Alcohol was not a factor in the crash, but Heatley pleaded guilty to a number of offences, including second-degree vehicular homicide, and was sentenced to three years probation.

Heatley asked to be traded and was sent to the Ottawa Senators. Once there he signed a six-year contract extension, but later asked to be traded. He was shipped to the San Jose Sharks, where he lasted two seasons before being traded to the Wild.

In court documents, Heatley said Stacey McAlpine, who represented him early in his career before becoming his business adviser for $30,000 a year, helped him through his darkest days.

“Stacey provided [Heatley] with considerable emotional support and advice during his recuperation from a tragic automobile accident in Atlanta, Georgia in the fall of 2003,” the lawsuit notes, “During this period their friendship flourished, particularly [Heatley’s] reliance and trust in Stacey.”

The lawsuit alleges Stacey McAlpine introduced Heatley to his father, Gerald, a real-estate promoter and developer, with whom he later developed a “relationship of friendship and trust.”

According to the lawsuit, Heatley’s real-estate dealings with the family began in 2008 with a $1-million investment in condominium units across Canada, which he would see back in five years along with a 100-per-cent return. Also that year, another of the family’s companies made the same investment offer on some U.S. condos.

The lawsuit alleges the defendants “negligently and fraudulently misrepresented” investments as “good” and “safe” when they ought to have known it was “highly speculative.”
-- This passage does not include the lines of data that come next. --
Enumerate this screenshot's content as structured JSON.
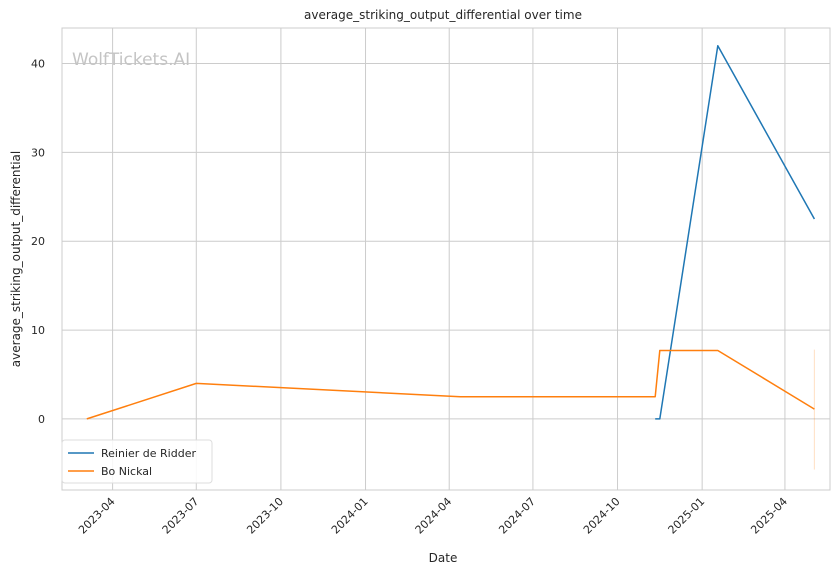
{
  "chart_data": {
    "type": "line",
    "title": "average_striking_output_differential over time",
    "xlabel": "Date",
    "ylabel": "average_striking_output_differential",
    "watermark": "WolfTickets.AI",
    "x_ticks": [
      "2023-04",
      "2023-07",
      "2023-10",
      "2024-01",
      "2024-04",
      "2024-07",
      "2024-10",
      "2025-01",
      "2025-04"
    ],
    "y_ticks": [
      0,
      10,
      20,
      30,
      40
    ],
    "ylim": [
      -8,
      44
    ],
    "xlim": [
      "2023-02-05",
      "2025-05-20"
    ],
    "grid": true,
    "legend_position": "lower-left",
    "series": [
      {
        "name": "Reinier de Ridder",
        "color": "#1f77b4",
        "points": [
          {
            "x": "2024-11-11",
            "y": 0
          },
          {
            "x": "2024-11-16",
            "y": 0
          },
          {
            "x": "2025-01-18",
            "y": 42
          },
          {
            "x": "2025-05-03",
            "y": 22.5
          }
        ]
      },
      {
        "name": "Bo Nickal",
        "color": "#ff7f0e",
        "points": [
          {
            "x": "2023-03-04",
            "y": 0
          },
          {
            "x": "2023-07-01",
            "y": 4
          },
          {
            "x": "2024-04-13",
            "y": 2.5
          },
          {
            "x": "2024-11-11",
            "y": 2.5
          },
          {
            "x": "2024-11-16",
            "y": 7.7
          },
          {
            "x": "2025-01-18",
            "y": 7.7
          },
          {
            "x": "2025-05-03",
            "y": 1.1
          }
        ],
        "error_band": {
          "x": "2025-05-03",
          "low": -5.7,
          "high": 7.8
        }
      }
    ]
  }
}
In a third transaction, a 2009 term deposit that promised a 6-per-cent return in 2010, Heatley sank almost $1.3-million, which was the subject of last year’s default judgment.

The lawsuit also outlines Stacey McAlpine’s alleged access to Heatley’s bank accounts for investment purposes and bill payments, but instead between 2008 and 2009, more than $4-million vanished in four separate transactions.

The lawsuit also makes claims for losses associated with a $2.5-million Ottawa penthouse suite Heatley attempted to purchase while he played for the Senators.

A member of Canada’s gold medal-winning hockey team at the 2010 Olympics, Heatley is slated to make $7.5-million (U.S.) for the next two NHL seasons before becoming an unrestricted free agent in July of 2014.

However, the NHL is poised to lockout the players if a new collective bargaining agreement isn’t reached by Sept. 15.